服装、かばん、身につけているグッズ──こういったもので他人ではあるが、同じ野球ファンとわかる瞬間がある。違うチームのファンであっても一種の親近感は湧いてくる。この日は(も)阪神ファンのほうがやはり多く、その存在感も際立っていた。これは松山に限ったことではないと思うが、阪神ファンはユニフォームに刺繍する人が多い。球場に足を運んだことがあるファンなら理解できると思うが、いかにも「タイガース」といったアレだ。なぜか阪神ファンに多い。理由はわからないけれども。

松山商と済美高はご近所だった

正岡子規の句が刻まれた石碑

Ⓒ勝田聡

 

松山城を後にし、松山市駅へ直行。試合開始2時間前くらいだろうか。坊っちゃんスタジアムへ向かうバスに乗り込んだ。途中のバス停で「済美高前」があり、以外にも松山商と済美高はこんなにも近いのか。などと考えているうちにスタジアムへ到着。初めて訪れる球場ということもあり、あたりを散策してから球場内へ入る。正岡子規の句が刻まれた石碑もそこにはあった。

坊っちゃんスタジアム

Ⓒ勝田聡

 

見える景色が違う──あたりまえではあるが、ホームゲームとはいえ球場が違うことで、一塁側から見える景色が違うのだ。神宮球場では、日本青年館、建設中の国立競技場が見えるが、ここではもちろんそういったものは見えない。見えるのは山をはじめとした自然だった。

風が強く、スコアボード上の国旗がなびいているなかでの試合。阪神先発はエースのランディ・メッセンジャーということもあり、淡々と試合は進む。9回表までで1-4とヤクルトは3点のビハインド。ここまでに、本塁打はなく目立った動きはない。このまま負けると見どころのない試合に終わってしまう。

「西浦、出塁しろ」という願い

しかし、最終回にドラマはあった。

1死後にウラディミール・バレンティンが安打で出塁。続く雄平は凡退しあとひとり。バッターボックスには、この日ノーヒットの西浦直亨。そしてネクストバッターズサークルには地元である済美高出身の鵜久森淳志。ネクストに「91」の背番号が見えた瞬間、ライトスタンド、そして一塁側の内野席はざわついた。この日一番の願いだっただろう。

「西浦、出塁しろ」

と多くのファンが思い、口に出した。

もし、日本人投手であれば「空気を読む」いや、今風に言えば「忖度」することがあってもおかしくない(おかしい)場面だが、阪神のマウンドには守護神のラファエル・ドリス。鵜久森の出身地など知らないであろうし、興味もないだろう。

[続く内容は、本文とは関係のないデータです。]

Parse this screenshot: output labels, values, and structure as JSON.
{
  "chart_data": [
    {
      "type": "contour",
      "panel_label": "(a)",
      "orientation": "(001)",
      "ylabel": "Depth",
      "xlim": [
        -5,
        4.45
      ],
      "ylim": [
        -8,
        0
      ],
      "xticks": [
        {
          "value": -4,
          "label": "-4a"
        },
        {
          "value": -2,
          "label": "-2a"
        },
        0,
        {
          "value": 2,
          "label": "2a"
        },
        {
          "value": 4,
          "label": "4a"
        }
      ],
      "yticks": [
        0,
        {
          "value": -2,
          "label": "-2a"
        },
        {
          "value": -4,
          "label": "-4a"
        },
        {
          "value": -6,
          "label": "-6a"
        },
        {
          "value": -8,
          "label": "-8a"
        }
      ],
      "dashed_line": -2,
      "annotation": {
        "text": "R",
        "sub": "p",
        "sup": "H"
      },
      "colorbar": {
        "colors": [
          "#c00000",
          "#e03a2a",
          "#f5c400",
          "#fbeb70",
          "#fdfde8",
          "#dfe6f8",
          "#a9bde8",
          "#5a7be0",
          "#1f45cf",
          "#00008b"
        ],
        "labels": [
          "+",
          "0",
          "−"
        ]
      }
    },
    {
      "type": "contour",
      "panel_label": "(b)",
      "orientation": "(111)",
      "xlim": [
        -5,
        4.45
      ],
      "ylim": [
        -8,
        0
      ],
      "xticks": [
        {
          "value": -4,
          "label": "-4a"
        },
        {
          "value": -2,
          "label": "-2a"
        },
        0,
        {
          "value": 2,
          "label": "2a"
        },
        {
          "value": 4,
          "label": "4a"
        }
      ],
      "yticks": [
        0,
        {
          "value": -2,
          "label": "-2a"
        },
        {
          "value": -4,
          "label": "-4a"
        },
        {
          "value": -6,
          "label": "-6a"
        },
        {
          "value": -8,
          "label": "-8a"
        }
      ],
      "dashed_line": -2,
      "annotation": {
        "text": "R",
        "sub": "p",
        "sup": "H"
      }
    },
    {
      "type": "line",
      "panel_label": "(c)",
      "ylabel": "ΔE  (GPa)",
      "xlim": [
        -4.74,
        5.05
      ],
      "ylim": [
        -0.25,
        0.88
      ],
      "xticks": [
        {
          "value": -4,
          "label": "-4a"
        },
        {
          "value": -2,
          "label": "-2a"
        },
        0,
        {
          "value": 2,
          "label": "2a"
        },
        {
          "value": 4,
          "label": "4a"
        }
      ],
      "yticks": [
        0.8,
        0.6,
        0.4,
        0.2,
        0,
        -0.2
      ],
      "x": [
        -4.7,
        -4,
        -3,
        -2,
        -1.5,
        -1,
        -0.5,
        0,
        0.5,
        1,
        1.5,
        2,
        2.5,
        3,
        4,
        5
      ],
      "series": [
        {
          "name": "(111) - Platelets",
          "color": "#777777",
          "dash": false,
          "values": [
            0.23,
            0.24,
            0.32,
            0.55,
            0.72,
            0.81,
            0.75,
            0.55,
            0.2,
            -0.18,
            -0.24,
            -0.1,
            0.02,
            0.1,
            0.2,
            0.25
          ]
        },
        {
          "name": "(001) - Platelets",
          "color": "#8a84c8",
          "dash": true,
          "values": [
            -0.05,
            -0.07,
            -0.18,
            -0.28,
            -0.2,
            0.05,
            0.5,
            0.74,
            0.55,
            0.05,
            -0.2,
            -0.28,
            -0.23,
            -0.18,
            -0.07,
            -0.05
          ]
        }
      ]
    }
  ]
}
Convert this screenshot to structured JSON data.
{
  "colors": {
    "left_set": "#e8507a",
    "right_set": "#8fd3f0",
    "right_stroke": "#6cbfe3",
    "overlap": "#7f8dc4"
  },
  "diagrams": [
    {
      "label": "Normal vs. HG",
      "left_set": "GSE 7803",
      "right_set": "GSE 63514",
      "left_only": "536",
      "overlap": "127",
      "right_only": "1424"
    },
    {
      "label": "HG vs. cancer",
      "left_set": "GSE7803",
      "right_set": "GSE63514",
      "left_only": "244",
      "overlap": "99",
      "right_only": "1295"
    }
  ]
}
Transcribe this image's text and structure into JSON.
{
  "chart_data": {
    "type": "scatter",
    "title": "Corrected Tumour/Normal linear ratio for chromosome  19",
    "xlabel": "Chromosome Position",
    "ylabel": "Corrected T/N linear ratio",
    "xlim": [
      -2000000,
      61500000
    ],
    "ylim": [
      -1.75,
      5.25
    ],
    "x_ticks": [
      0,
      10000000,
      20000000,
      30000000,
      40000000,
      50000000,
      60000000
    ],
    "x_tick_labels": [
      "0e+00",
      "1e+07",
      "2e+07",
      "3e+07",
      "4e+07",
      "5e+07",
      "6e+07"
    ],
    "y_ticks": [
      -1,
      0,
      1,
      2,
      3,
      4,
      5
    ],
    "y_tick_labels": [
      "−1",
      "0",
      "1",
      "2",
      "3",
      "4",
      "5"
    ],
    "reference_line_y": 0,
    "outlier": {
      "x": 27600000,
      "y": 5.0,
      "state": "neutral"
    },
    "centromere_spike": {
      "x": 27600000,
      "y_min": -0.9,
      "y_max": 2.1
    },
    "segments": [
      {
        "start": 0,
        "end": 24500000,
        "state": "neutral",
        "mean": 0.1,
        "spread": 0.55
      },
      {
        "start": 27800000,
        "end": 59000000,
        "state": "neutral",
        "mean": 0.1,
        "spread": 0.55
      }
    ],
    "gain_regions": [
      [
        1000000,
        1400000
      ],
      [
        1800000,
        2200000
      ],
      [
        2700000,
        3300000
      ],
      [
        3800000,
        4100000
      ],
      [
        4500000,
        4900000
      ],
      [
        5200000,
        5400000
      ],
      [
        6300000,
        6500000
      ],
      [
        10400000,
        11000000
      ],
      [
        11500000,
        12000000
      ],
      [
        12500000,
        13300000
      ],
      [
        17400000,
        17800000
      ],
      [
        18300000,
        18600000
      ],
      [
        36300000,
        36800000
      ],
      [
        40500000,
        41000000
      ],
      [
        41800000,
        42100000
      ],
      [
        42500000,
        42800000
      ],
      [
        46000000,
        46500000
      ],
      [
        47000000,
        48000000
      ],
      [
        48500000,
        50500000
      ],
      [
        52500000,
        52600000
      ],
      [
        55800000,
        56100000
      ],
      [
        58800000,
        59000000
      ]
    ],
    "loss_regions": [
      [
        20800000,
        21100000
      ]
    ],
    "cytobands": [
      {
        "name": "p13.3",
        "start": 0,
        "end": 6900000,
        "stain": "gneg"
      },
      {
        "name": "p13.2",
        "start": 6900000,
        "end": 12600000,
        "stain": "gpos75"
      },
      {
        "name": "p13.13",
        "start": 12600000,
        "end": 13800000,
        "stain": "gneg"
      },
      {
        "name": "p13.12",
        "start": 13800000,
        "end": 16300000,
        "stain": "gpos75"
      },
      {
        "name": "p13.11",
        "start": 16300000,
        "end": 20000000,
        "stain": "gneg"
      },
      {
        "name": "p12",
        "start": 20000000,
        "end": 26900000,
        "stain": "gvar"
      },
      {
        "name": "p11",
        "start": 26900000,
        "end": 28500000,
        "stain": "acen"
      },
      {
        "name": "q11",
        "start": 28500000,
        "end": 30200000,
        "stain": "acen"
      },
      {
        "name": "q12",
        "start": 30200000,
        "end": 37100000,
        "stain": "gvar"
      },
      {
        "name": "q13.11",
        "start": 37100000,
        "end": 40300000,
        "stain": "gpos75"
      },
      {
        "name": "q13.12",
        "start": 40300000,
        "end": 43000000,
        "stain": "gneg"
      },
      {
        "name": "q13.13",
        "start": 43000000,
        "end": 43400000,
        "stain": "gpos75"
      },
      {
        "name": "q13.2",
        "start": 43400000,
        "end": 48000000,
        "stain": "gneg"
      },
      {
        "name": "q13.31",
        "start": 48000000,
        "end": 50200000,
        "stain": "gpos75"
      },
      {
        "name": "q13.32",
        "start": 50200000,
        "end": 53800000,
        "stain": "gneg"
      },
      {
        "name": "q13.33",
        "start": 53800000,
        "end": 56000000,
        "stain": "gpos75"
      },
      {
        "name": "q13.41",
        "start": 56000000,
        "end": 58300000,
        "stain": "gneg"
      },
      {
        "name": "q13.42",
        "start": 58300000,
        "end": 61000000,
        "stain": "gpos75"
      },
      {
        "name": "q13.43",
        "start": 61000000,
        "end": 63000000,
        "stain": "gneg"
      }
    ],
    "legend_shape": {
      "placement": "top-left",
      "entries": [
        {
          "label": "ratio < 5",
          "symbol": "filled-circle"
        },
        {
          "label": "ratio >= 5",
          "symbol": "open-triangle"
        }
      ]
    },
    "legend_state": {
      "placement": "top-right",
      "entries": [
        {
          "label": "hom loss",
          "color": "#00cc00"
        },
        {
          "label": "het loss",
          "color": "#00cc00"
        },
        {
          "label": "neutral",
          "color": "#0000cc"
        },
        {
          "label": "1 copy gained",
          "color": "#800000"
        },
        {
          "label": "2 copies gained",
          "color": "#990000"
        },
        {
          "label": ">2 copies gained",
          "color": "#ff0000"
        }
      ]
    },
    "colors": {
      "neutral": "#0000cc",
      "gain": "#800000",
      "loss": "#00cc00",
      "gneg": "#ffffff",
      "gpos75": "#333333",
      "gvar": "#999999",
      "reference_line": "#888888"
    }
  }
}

しかし、念が通じたのだろうか。ドリスは西浦に対して死球を与えてしまう。

坊っちゃんスタジアムに出囃子である嵐の『心の空』が流れ鵜久森の名前がコールされるとスタジアムは大歓声。その余韻が残ったまま、ドリスの投じた初球を右翼へとはじき返し、みごと役割を果たす。代走が送られ試合から退いたが、球場全体の盛り上がりが最高潮に達した瞬間だった。

続く打者であるルーキーの松本直樹には、昨シーズン、松山の試合でサヨナラ本塁打を放った荒木貴裕が代打で起用される。一発が出れば逆転サヨナラ。そんな、ドラマがあるのだろうか?と考える間もなく初球を遊ゴロ。人生はそんなに甘くなかった。

負けはしたものの、鵜久森で盛り上がり、荒木で期待感が最高潮。神宮球場以外の試合もたまには悪くない。そんな松山遠征だった。